# What is the deal with resonant frequency?

During the last day or so, I have studied the topic of resonant frequency over a few circuits. Now, I could easily see that every time my circuit operated upon that resonant frequency something special happened. I'm aware that the deal with resonant frequency has to do something with oscillation but I couldn't figure out exactly what.

In a regular RLC circuit in series with an AC voltage source operating in resonant frequency I get that the impedance equals to the impedance of the resistor alone. So?? What does oscillation has to do with it? In the different example where we deal with RLC parallel circuit we get that for AC voltage source operating in resonant frequency I ended up with a pure imaginary resistance, what does it mean? In LC parallel circuit with an AC current source I ended up with infinite impedance, what is that have to do with anything?

So, in general I'm a bit confused with the whole resonant frequency making weird stuff on any different circuit, can someone please help me clarify this a bit..?

• user3921 - have you got an answer you are satisfied with? If not then please raise a comment asking for what it is you need clarifying. Commented Feb 21, 2021 at 22:17

Im aware that the deal with Resonance frequency has to do something with oscillation but i couldn't figure out exactly what

Probably it's main use is in filters - because the impedance changes so great as a signal inputted passes through the resonant frequency, you can use this to make radios very selective in what they receive and largely block-out all the other stations. Because radios tend to use sinewaves as their primary oscillator you can also use resonance to help you get a cleaner sinewave. In fact many oscillators use an LC or RLC circuit so that a clean and well-defined (in terms of frequency) sinewave is produced.
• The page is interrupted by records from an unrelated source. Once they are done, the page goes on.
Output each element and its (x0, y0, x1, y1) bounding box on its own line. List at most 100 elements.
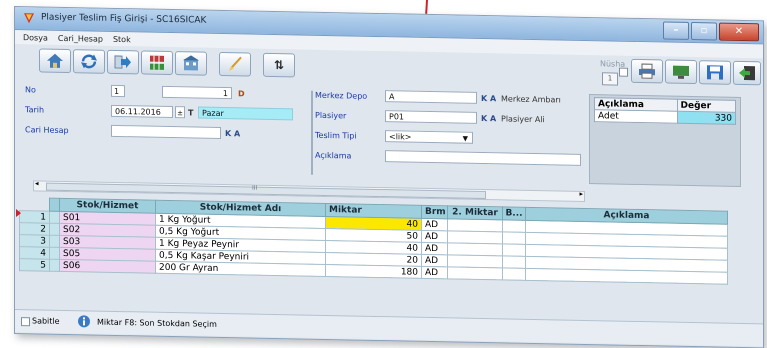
miktar-cell[interactable]: 180 (325, 264, 422, 279)
row-index: 3 (19, 234, 50, 248)
row-gap (49, 235, 60, 248)
teslim-tipi-label: Teslim Tipi (315, 130, 357, 141)
nusha-value[interactable]: 1 (602, 72, 618, 86)
app-logo-icon (24, 13, 34, 24)
minimize-button[interactable]: – (663, 21, 689, 40)
b-cell[interactable] (502, 231, 526, 245)
tarih-input[interactable]: 06.11.2016 (111, 104, 173, 119)
home-icon (47, 53, 63, 68)
cari-hesap-input[interactable] (111, 124, 221, 139)
menu-stok[interactable]: Stok (113, 34, 131, 43)
miktar2-cell[interactable] (447, 242, 503, 256)
miktar2-cell[interactable] (447, 230, 503, 244)
plasiyer-k-button[interactable]: K (481, 114, 487, 123)
brm-cell[interactable]: AD (421, 242, 448, 255)
aciklama-label: Açıklama (315, 150, 352, 161)
b-cell[interactable] (502, 267, 526, 281)
screen-button[interactable] (665, 59, 697, 85)
aciklama-input[interactable] (385, 150, 581, 166)
items-grid: Stok/Hizmet Stok/Hizmet Adı Miktar Brm 2… (16, 197, 729, 311)
col-brm[interactable]: Brm (421, 205, 448, 219)
merkez-k-button[interactable]: K (481, 94, 487, 103)
stok-name-cell[interactable]: 200 Gr Ayran (155, 261, 326, 277)
stok-code-cell[interactable]: S06 (59, 259, 156, 274)
building-icon (183, 55, 199, 71)
row-gap (49, 223, 60, 236)
b-cell[interactable] (502, 243, 526, 257)
scroll-right-icon[interactable]: ▸ (579, 190, 583, 198)
tarih-label: Tarih (25, 105, 45, 115)
properties-table: Açıklama Değer Adet 330 (594, 97, 736, 125)
teslim-tipi-select[interactable]: <lik> ▼ (385, 130, 473, 144)
exit-button[interactable] (733, 60, 761, 86)
date-spinner[interactable]: ± (175, 106, 185, 119)
monitor-icon (673, 65, 689, 79)
merkez-depo-desc: Merkez Ambarı (501, 94, 561, 105)
no-d-button[interactable]: D (238, 89, 245, 98)
row-index: 2 (19, 222, 50, 236)
merkez-a-button[interactable]: A (490, 94, 496, 103)
brm-cell[interactable]: AD (421, 266, 448, 279)
printer-icon (639, 63, 655, 79)
building-button[interactable] (175, 51, 207, 76)
plasiyer-input[interactable]: P01 (385, 110, 477, 124)
exit-door-icon (739, 66, 755, 81)
properties-panel: Açıklama Değer Adet 330 (589, 94, 741, 187)
close-button[interactable]: ✕ (719, 22, 759, 42)
home-button[interactable] (39, 48, 71, 74)
miktar2-cell[interactable] (447, 266, 503, 280)
brm-cell[interactable]: AD (421, 254, 448, 267)
row-gap (49, 247, 60, 260)
brush-button[interactable] (219, 51, 251, 77)
save-button[interactable] (699, 60, 731, 85)
brm-cell[interactable]: AD (421, 218, 448, 231)
forward-button[interactable] (107, 49, 139, 75)
prop-key: Adet (594, 109, 677, 124)
prop-row[interactable]: Adet 330 (594, 109, 736, 125)
row-index: 1 (19, 210, 50, 224)
grid-exchange-icon (150, 55, 164, 70)
merkez-depo-label: Merkez Depo (315, 90, 368, 101)
scroll-left-icon[interactable]: ◂ (35, 179, 39, 187)
tarih-t-button[interactable]: T (188, 108, 193, 117)
no-series-box[interactable]: 1 (111, 84, 125, 98)
form-divider (311, 90, 313, 175)
b-cell[interactable] (502, 255, 526, 269)
sabitle-checkbox[interactable] (21, 317, 30, 327)
teslim-tipi-value: <lik> (389, 132, 412, 142)
row-index: 5 (19, 258, 50, 272)
aciklama-cell[interactable] (525, 268, 728, 285)
grid-exchange-button[interactable] (141, 50, 173, 76)
cari-a-button[interactable]: A (234, 129, 240, 138)
brush-icon (229, 56, 242, 72)
no-label: No (25, 85, 36, 95)
items-table: Stok/Hizmet Stok/Hizmet Adı Miktar Brm 2… (19, 197, 728, 285)
scroll-thumb[interactable]: III (46, 182, 486, 200)
maximize-button[interactable]: ▫ (691, 21, 717, 41)
merkez-depo-input[interactable]: A (385, 90, 477, 104)
plasiyer-label: Plasiyer (315, 110, 347, 121)
sabitle-label: Sabitle (32, 316, 60, 326)
nusha-checkbox[interactable] (619, 67, 628, 77)
row-gap (49, 259, 60, 272)
form-area: No 1 1 D Tarih 06.11.2016 ± T Pazar Cari… (15, 79, 763, 188)
plasiyer-a-button[interactable]: A (490, 114, 496, 123)
miktar2-cell[interactable] (447, 254, 503, 268)
menu-cari-hesap[interactable]: Cari_Hesap (58, 33, 103, 43)
refresh-button[interactable] (73, 49, 105, 74)
cari-k-button[interactable]: K (225, 129, 231, 138)
row-gap (49, 211, 60, 224)
no-input[interactable]: 1 (162, 85, 232, 100)
sort-az-icon: ⇅ (273, 57, 285, 73)
sort-button[interactable]: ⇅ (263, 52, 295, 78)
prop-header-deger: Değer (677, 99, 736, 113)
brm-cell[interactable]: AD (421, 230, 448, 243)
miktar2-cell[interactable] (447, 218, 503, 232)
menu-dosya[interactable]: Dosya (23, 33, 48, 42)
col-b[interactable]: B... (502, 206, 526, 221)
b-cell[interactable] (502, 219, 526, 233)
col-2-miktar[interactable]: 2. Miktar (447, 205, 503, 220)
scroll-grip: III (252, 184, 258, 192)
main-window: Plasiyer Teslim Fiş Girişi - SC16SICAK –… (14, 6, 764, 348)
print-button[interactable] (631, 58, 663, 84)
An industrial use is power factor correction - you have a lagging power factor due to high power induction motors and the electricity company bills you for reactive power taken - add the right capacitor in parallel with your induction motor and the current reduces by tens of percent usually - what is this miraculous cost saving technique - it's parallel resonant tuning aka power-factor correction.

So you have parallel and series resonant circuits - both exhibit large changes in impedance as the inputted signal passes through resonance - the series circuit reduces its impedance to just a few ohms and the parallel circuit increases its impedance to theoretically infinite and this is because inductors and capacitors take current differently.

In an inductor the current lags the voltage by 90 degrees and in a capacitor it leads by 90 degrees - in effect there is a 180 degree phase difference between the two currents and if the inputting voltage source is connected to a parallel LC circuit, at the resonant frequency the current taken by the inductor is totally cancelled by the current taken by the capacitor - the net effect is that no current is taken from the inputted signal. This means infinite impedance.

simulate this circuit – Schematic created using CircuitLab

The current flowing thru the capacitor is always opposite (but equal in magnitude) to the current in the inductor at resonance so, if you analysed the current flowing from the signal generator it has to be zero. By the way I've chosen values that do work at 159.155 kHz.

With series circuits, the L and C share the same current so the individual voltages are forced to be 180 degrees apart and it's like two 9 volt batteries - put them in series and the voltage is 18 volt but put them in series opposition and the voltage is zero. An L and a C in series at resonance produce no net voltage across them - this means that current is flowing due only to the other component, the series resistor. Impedance = R.

simulate this circuit

And if it's still a little confusing ask yourself what the impedance of two resistors in series is BUT, imagine one was positive 10 ohms and the other was negative 10 ohms - the answer is zero ohms. Now think about them in parallel - the current drawn by one is equal and opposite to the current drawn by the other hence the impedance is infinite.

yes. when your inductor and capaitor reactances equal out depending on if they are in series or shunt your circuit will see them as short(your circuit will only see pure resistance of that rezistor) or open(your circuit will only see infinite imaginary impedance) at that perticular resonance frequencies, respectively. that way thry are used in circuit as a notch reject or notch pass, in other words to filter one perticular frequency or reject/amplify perticular frequencies by using LC circuit in series or shunt. Here is a little excercise for you! try computing impedance of LC circuit when they are in series and shunt and apply the angular frequency(omega) of 1/sqrt (LC) in your formula you will see that you get 0 and infinite in series and shunt respectively.

Regarding the relation between "resonant frequency" and oscillators:

1.) Oscillators need a passive and frequency-dependent circuit as well as an active elemenet (amplifier).

2.) These two parts are connected in a closed loop which must produce a gain of "1" around this loop (unity loop gain) at ONE SINGLE frequency only (which is the desired frequency).

3.) Hence, we need a frequency selective passive circuitry that for all other frequencies (except the desired one) allows only a gain BELOW unity.

4.) For this purpose, an RLC series or parallel combination (bandpass) can be used. (But note, this is only one alternative for designing harmonic oscillators).